Composer Nicholas Gentile and I are thrilled that the amazing Robert McDougall brings his deeply expressive voice to the role of Voltaire in the concept film of Émilie & Voltaire, which is being shot next week! Voltaire was a beloved and highly experienced man of the theatre, and loved to act out the parts that he wrote for tragedy and comedy on the French stage, to give the actors ideas about interpreting his characters. I think we can be sure his voice was pleasing, flexible and full of expression. He was a passionate and amusing man and his emotions were intense. There is a warmth and depth of feeling in Rob's voice that to me bring the essence of Voltaire into this drama. Here's an extract from my character notes, prepared just after I finished writing the opera libretto in 2018.

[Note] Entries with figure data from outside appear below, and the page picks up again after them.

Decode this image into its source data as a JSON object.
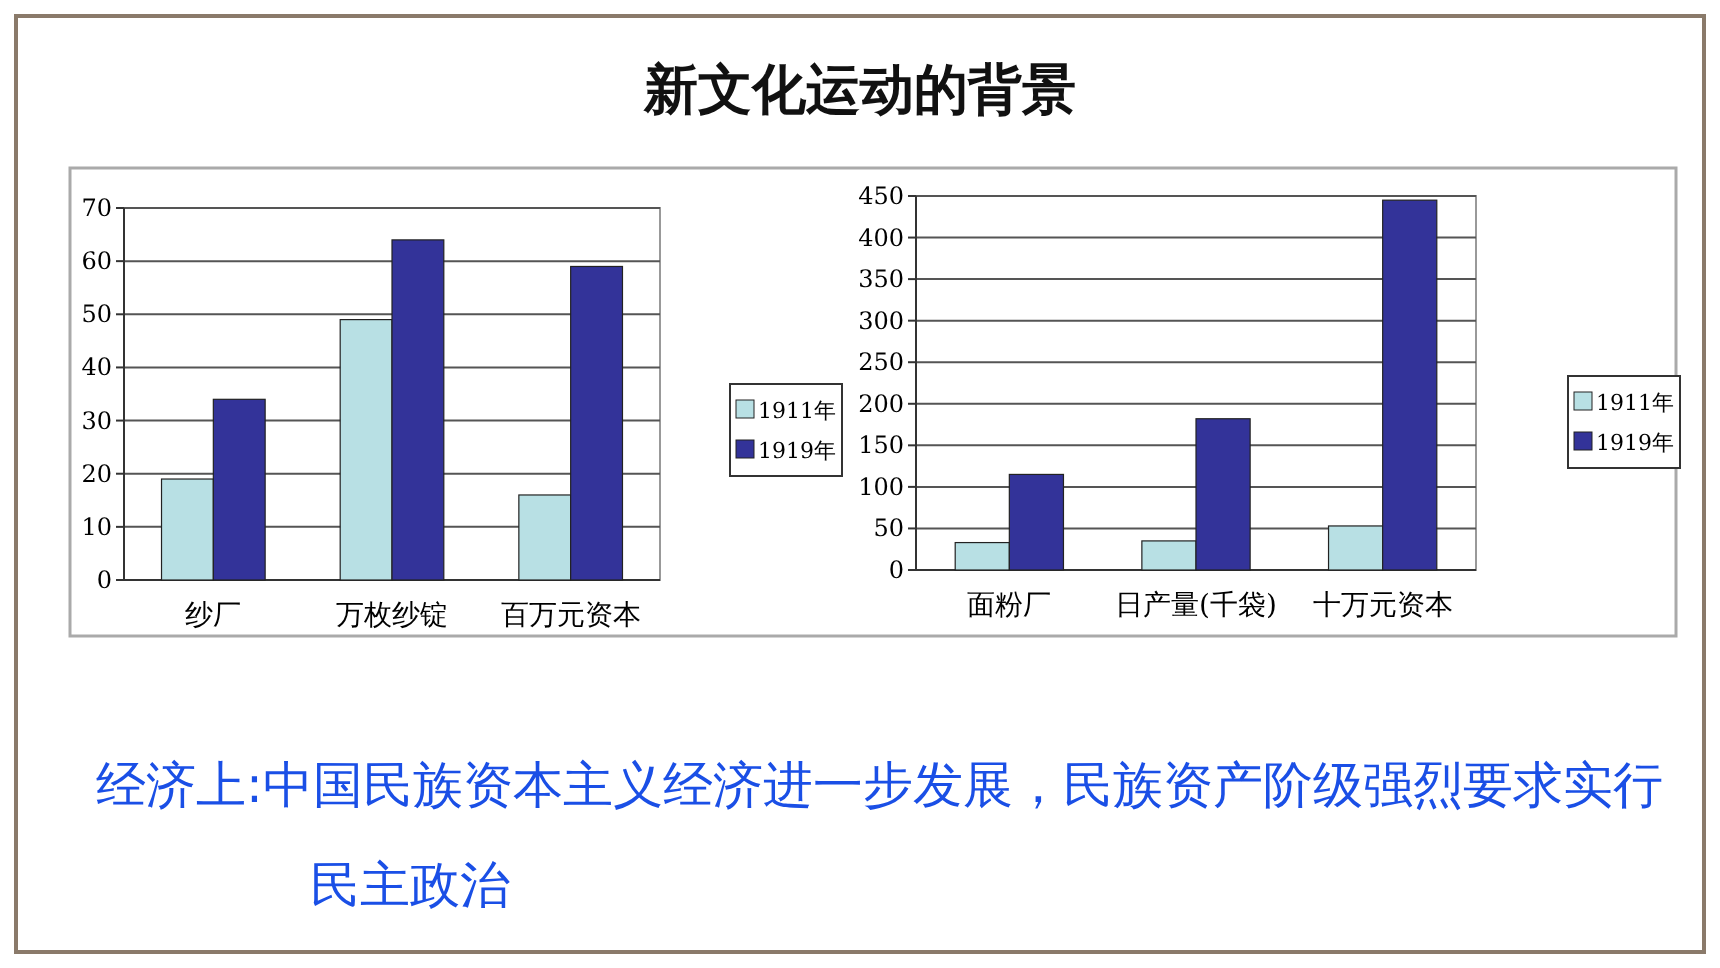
{
  "chart_data": [
    {
      "type": "bar",
      "title": "新文化运动的背景",
      "annotations": [
        "经济上:中国民族资本主义经济进一步发展，民族资产阶级强烈要求实行民主政治"
      ],
      "categories": [
        "纱厂",
        "万枚纱锭",
        "百万元资本"
      ],
      "series": [
        {
          "name": "1911年",
          "color": "#b8e0e4",
          "values": [
            19,
            49,
            16
          ]
        },
        {
          "name": "1919年",
          "color": "#333399",
          "values": [
            34,
            64,
            59
          ]
        }
      ],
      "ylim": [
        0,
        70
      ],
      "yticks": [
        0,
        10,
        20,
        30,
        40,
        50,
        60,
        70
      ],
      "grid": "y",
      "legend": "right"
    },
    {
      "type": "bar",
      "categories": [
        "面粉厂",
        "日产量(千袋)",
        "十万元资本"
      ],
      "series": [
        {
          "name": "1911年",
          "color": "#b8e0e4",
          "values": [
            33,
            35,
            53
          ]
        },
        {
          "name": "1919年",
          "color": "#333399",
          "values": [
            115,
            182,
            445
          ]
        }
      ],
      "ylim": [
        0,
        450
      ],
      "yticks": [
        0,
        50,
        100,
        150,
        200,
        250,
        300,
        350,
        400,
        450
      ],
      "grid": "y",
      "legend": "right"
    }
  ]
}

Most people recognise Voltaire’s name today and know what he stood for—freedom of speech, tolerance, compassion and social justice. In the early eighteenth-century such notions were seen as subversive, and few of his books got past the royal Censor. Born François-Marie Arouet, he gave himself a fictitious aristocratic surname, ‘de Voltaire’ and became one of the most entertaining, moving and amusing writers of his time. He believed that knowledge and reason should lead people at all levels of society to uphold human rights, and that’s what made him a key figure of the Enlightenment—and a thorn in the side of the government.

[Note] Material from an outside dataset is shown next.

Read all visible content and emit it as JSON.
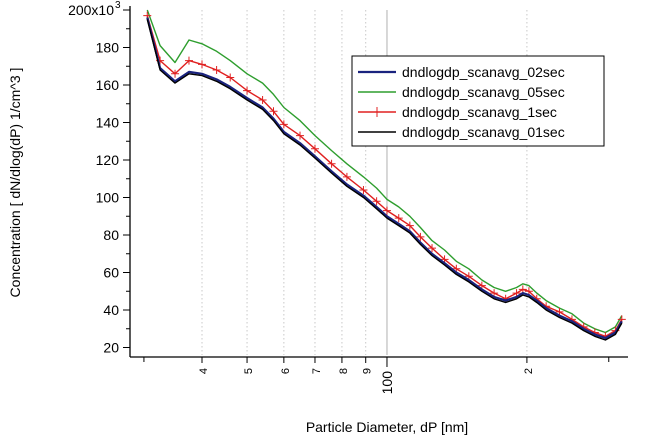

When Voltaire met the brilliant and beautiful Émilie du Châtelet in 1733, she became his scientific inspiration. From Cirey, her country mansion where they both lived, Voltaire wrote to a friend: ‘I divide my time between learning about nature and studying history. Twenty-five years are quite long enough to devote to poetry; and to all those who’ve dedicated their springtime to that difficult and delightful art, I recommend that they consecrate the autumn and the winter of their lives to simpler things, which are no less seductive, and which it’s shameful not to know.’ Of course he continued to write superlative plays, poetry and fiction (such as Candide) to the end of his days, but his pursuit of universal truths was genuine.

Theirs was a ‘marriage’ of minds, but there were differences between them. She was a grand lady; he was bourgeois. The riches and luxuries that he lavished on her derived not from noble landholdings but from vulgar commerce. She was a lovely woman in the prime of life; at 44 he was twelve years older than her. And he could not forget the way she had delayed coming to Cirey for an entire year. In Paris and at Versailles she gambled at cards, attended the opera with friends and spent time with her mathematics tutor, Pierre-Louis Moreau de Maupertuis. In a typical spirit of self-ridicule, Voltaire wrote to a friend, ‘I wait for her with the patience of a cuckold.’

In 1738, with the sudden appearance of Maupertuis at Cirey, it is natural for Voltaire to feel again the fears, misery and jealousy that assailed him during that long year when he lived and worked there alone, waiting for Émilie.